Oppenheimer has increased the S&P 500 target to 7,100, reflecting improved economic conditions and earnings performance

    by VT Markets
    /
    Jul 28, 2025

    Oppenheimer has increased its year-end prediction for the S&P 500 to 7,100 from the previous target of 5,950 set in April. The firm maintains its 2025 earnings projection at $275 per share, suggesting a forward price-to-earnings ratio of 25.8.

    Reduced Market Uncertainty

    The revised forecast is attributed to reduced market uncertainty following new trade agreements with Japan and the European Union. A strong earnings season has also been a factor, with 84% of companies surpassing expectations this quarter.

    Additional positive factors include the ongoing resilience of the U.S. economy and the Federal Reserve’s ability to lower inflation from 9% to 2.7% without causing a recession. Oppenheimer is known as a U.S.-based independent investment bank and full-service financial firm.

    Given the firm’s significantly upgraded forecast, we believe traders should position for continued upward momentum in the S&P 500. This implies favoring bullish strategies in the coming weeks to capitalize on the potential rally.

    This outlook suggests that buying call options on the SPX or its related ETFs could be a primary strategy. These instruments offer leveraged exposure to the anticipated rally towards the new 7,100 target while defining risk.

    Current Market Climate

    The CBOE Volatility Index, or VIX, is currently trading near 13, which is well below its historical average of roughly 20. This relatively low cost of options makes entering new long positions more attractive, as premiums are not excessively inflated by market fear.

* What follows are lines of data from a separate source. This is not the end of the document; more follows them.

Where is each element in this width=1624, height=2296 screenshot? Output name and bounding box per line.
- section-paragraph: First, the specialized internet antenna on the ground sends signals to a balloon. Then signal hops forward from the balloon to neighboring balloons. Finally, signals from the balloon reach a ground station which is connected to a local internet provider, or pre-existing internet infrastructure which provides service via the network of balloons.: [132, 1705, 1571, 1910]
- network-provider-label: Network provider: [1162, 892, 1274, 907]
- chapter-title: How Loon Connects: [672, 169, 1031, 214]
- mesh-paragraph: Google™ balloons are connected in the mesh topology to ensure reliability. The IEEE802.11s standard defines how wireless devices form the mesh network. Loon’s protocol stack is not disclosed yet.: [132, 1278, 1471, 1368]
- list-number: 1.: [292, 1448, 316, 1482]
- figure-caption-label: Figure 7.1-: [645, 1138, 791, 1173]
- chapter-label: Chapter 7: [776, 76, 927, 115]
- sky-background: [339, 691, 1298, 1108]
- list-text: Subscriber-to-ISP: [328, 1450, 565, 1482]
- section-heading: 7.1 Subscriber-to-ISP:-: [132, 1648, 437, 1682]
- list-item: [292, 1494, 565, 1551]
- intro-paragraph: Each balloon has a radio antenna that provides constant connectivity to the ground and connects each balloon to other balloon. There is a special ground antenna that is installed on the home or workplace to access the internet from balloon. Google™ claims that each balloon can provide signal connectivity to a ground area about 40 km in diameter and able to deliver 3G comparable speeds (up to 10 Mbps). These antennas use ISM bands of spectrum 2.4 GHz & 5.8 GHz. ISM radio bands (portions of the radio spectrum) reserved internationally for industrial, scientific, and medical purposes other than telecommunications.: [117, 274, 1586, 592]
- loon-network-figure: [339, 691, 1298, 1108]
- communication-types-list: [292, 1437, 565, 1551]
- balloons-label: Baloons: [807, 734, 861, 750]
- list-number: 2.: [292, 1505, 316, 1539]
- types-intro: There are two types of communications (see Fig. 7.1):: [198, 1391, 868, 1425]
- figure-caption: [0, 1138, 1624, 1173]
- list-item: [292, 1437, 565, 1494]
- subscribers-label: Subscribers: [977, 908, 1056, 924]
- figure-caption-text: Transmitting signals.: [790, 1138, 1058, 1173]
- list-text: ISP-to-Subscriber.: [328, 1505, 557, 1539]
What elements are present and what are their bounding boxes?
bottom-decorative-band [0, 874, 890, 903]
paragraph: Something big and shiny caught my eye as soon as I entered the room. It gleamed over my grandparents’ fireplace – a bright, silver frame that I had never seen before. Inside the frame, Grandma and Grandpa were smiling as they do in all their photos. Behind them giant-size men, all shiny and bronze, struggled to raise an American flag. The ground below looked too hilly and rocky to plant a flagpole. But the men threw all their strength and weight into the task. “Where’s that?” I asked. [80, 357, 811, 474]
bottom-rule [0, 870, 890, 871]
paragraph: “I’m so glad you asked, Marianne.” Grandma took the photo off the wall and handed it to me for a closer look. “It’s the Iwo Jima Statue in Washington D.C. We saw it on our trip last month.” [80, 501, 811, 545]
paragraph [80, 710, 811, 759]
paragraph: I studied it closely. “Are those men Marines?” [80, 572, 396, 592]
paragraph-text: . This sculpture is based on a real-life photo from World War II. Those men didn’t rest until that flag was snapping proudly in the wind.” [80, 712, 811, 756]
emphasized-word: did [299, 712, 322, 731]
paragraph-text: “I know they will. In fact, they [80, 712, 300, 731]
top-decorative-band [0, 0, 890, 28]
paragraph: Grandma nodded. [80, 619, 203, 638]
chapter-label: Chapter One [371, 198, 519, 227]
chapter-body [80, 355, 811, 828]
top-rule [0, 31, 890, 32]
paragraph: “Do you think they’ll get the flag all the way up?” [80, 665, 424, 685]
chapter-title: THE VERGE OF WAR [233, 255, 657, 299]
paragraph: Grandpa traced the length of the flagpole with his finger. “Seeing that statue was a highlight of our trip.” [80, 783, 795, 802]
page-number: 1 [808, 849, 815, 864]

    This bullish sentiment is reinforced by recent economic figures, with the latest jobs report showing a resilient labor market and unemployment holding steady at 3.8%. Such data supports the underlying thesis of economic strength without an imminent recession.

    However, the implied forward price-to-earnings ratio of 25.8 is historically elevated, reminiscent of levels last seen during the dot-com era in the late 1990s. This suggests traders might also consider selling out-of-the-money put options, a strategy that collects premium while expressing confidence that a significant downturn is unlikely.

    Historically, market performance is strong during periods when the Federal Reserve successfully navigates a soft landing, as appears to be the case now. Following the rate-hiking cycle of 1994-1995, the index rallied substantially, providing a potential template for the current environment.